| La sentenza, affrontando la questione relativa all' applicabilita' al
convivente "more uxorio" della disciplina di cui all' art. 230 bis
c.c., afferma che, per un verso l' art. 230 bis, in quanto norma
eccezionale rispetto alle norme generali in tema di prestazioni
lavorative, non e' suscettibile di applicazione analogica e, per l'
altro verso, e' manifestamente infondata la questione di legittimita'
costituzionale dell' art. 230 bis nella parte in cui non prevede il
convivente "more uxorio" tra i soggetti tutelati.

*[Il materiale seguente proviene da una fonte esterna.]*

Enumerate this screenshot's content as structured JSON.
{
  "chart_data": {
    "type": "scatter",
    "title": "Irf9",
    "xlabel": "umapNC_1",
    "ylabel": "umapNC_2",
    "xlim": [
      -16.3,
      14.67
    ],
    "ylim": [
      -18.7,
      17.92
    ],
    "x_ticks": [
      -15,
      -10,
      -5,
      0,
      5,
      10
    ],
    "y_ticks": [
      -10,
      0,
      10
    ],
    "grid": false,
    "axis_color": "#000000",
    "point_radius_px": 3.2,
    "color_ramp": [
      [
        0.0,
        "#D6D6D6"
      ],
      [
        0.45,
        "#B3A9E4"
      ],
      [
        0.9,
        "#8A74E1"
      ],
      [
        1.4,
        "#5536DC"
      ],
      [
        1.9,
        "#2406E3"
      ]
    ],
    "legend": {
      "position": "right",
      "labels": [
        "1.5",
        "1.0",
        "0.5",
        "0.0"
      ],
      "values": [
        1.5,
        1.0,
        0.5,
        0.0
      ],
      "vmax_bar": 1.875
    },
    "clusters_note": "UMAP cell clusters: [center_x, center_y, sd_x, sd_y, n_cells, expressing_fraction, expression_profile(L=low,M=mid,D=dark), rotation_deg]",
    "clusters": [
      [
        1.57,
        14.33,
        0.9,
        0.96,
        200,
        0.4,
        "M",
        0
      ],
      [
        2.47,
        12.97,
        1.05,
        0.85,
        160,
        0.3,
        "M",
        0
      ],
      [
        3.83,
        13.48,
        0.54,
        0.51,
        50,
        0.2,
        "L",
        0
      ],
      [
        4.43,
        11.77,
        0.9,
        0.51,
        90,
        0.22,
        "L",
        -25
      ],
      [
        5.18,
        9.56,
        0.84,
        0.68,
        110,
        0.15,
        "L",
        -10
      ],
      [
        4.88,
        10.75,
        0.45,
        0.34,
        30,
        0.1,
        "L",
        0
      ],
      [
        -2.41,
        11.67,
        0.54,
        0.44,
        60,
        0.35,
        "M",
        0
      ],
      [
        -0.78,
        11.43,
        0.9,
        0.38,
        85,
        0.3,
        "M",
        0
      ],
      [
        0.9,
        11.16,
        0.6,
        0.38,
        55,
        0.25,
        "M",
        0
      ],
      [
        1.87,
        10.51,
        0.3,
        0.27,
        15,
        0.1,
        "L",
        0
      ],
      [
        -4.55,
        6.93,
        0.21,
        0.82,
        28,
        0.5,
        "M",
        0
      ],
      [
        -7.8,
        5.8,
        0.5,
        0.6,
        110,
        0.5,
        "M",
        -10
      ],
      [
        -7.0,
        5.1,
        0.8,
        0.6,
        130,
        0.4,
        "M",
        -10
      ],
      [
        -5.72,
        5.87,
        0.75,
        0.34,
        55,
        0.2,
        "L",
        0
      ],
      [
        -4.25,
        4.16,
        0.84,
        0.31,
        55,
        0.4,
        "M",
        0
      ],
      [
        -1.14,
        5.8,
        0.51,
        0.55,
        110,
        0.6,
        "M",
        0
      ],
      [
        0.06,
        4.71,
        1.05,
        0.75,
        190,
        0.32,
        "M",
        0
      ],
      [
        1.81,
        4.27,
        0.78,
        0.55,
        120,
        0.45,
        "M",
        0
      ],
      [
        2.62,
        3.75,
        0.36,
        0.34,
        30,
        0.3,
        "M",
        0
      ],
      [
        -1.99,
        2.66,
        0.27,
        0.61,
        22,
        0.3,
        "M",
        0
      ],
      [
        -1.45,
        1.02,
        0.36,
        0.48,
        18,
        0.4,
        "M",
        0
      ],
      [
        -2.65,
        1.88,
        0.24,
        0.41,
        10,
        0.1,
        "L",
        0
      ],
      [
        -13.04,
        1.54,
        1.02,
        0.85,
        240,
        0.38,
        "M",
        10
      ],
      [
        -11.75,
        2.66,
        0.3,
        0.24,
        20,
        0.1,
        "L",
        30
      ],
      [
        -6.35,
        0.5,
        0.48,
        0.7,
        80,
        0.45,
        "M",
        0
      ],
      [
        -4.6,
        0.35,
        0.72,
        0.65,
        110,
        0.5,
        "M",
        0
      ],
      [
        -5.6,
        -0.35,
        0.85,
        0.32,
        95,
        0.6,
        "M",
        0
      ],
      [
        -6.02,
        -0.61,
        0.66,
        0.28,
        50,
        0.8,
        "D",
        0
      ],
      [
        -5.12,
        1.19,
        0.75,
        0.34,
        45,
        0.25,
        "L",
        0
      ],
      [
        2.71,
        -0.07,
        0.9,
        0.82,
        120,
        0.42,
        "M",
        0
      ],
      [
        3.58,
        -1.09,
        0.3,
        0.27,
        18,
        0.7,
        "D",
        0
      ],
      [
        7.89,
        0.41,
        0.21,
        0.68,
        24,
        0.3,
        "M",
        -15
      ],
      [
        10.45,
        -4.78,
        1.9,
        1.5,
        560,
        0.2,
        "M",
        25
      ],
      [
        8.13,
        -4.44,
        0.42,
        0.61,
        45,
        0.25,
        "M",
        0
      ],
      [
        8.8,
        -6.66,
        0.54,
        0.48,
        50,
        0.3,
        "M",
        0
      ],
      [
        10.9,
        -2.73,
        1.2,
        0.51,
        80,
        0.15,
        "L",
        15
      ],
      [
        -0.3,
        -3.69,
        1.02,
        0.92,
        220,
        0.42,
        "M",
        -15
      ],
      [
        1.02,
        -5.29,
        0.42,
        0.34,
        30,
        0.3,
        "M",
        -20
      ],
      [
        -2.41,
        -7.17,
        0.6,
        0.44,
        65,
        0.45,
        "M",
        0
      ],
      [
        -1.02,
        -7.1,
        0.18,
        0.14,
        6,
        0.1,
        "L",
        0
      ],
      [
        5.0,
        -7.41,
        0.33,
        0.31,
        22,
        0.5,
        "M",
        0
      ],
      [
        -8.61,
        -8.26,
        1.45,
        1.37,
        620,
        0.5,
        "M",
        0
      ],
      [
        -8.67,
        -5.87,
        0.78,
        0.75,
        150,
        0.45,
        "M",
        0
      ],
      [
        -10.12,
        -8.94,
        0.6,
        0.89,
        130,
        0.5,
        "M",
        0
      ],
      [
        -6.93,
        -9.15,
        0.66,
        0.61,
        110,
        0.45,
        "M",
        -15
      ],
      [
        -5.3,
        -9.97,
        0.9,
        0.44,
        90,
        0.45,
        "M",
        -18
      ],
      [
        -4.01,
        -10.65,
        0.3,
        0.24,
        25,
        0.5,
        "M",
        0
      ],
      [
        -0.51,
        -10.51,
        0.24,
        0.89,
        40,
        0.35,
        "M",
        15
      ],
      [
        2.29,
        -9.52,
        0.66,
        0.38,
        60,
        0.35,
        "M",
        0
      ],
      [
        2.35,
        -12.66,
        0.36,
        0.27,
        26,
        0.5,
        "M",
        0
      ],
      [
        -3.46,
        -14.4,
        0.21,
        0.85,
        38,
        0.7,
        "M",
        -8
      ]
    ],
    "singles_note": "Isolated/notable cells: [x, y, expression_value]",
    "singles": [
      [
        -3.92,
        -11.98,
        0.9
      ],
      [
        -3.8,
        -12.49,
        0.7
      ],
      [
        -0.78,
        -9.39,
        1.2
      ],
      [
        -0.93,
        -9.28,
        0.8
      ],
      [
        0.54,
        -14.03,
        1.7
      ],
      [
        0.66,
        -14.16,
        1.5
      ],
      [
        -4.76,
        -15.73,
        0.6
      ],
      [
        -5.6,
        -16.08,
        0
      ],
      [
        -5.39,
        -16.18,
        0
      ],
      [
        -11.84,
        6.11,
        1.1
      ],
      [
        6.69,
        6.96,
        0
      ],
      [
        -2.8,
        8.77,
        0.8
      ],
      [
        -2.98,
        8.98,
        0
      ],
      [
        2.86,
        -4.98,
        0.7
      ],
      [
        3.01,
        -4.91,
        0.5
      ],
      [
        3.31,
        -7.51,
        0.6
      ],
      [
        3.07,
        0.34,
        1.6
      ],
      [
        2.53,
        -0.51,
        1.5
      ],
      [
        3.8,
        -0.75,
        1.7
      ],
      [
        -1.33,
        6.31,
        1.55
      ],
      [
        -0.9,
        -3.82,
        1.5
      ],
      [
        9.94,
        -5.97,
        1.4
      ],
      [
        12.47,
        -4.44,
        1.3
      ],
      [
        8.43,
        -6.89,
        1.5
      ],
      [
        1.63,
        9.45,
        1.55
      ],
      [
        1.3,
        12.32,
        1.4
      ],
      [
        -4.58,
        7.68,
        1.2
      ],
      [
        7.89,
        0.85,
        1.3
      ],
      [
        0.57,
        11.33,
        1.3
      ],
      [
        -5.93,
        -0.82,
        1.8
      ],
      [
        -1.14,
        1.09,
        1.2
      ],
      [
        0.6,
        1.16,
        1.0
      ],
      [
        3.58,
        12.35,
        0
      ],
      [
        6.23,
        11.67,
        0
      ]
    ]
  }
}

E cio' non solo
perche' il matrimonio pone a carico dei coniugi precise conseguenze,
mentre la convivenza e' una situazione di fatto caratterizzata da
precarieta', ma anche e soprattutto perche', ritengono i giudici, la
figura del coniuge e' l' unica, a tutt' oggi, riconosciuta dal
diritto. Secondo l' A. queste affermazioni non possono essere
condivise. Richiamato il dibattito relativo alla rilevanza giuridica
della famiglia di fatto, l' A. ritiene che, in attesa dell'
ammissibilita' di una impresa familiare fondata sulla famiglia di
fatto, appare sostenibile la possibilita' di procedere all'
applicazione analogica della disciplina di cui all' art. 230 bis c.c.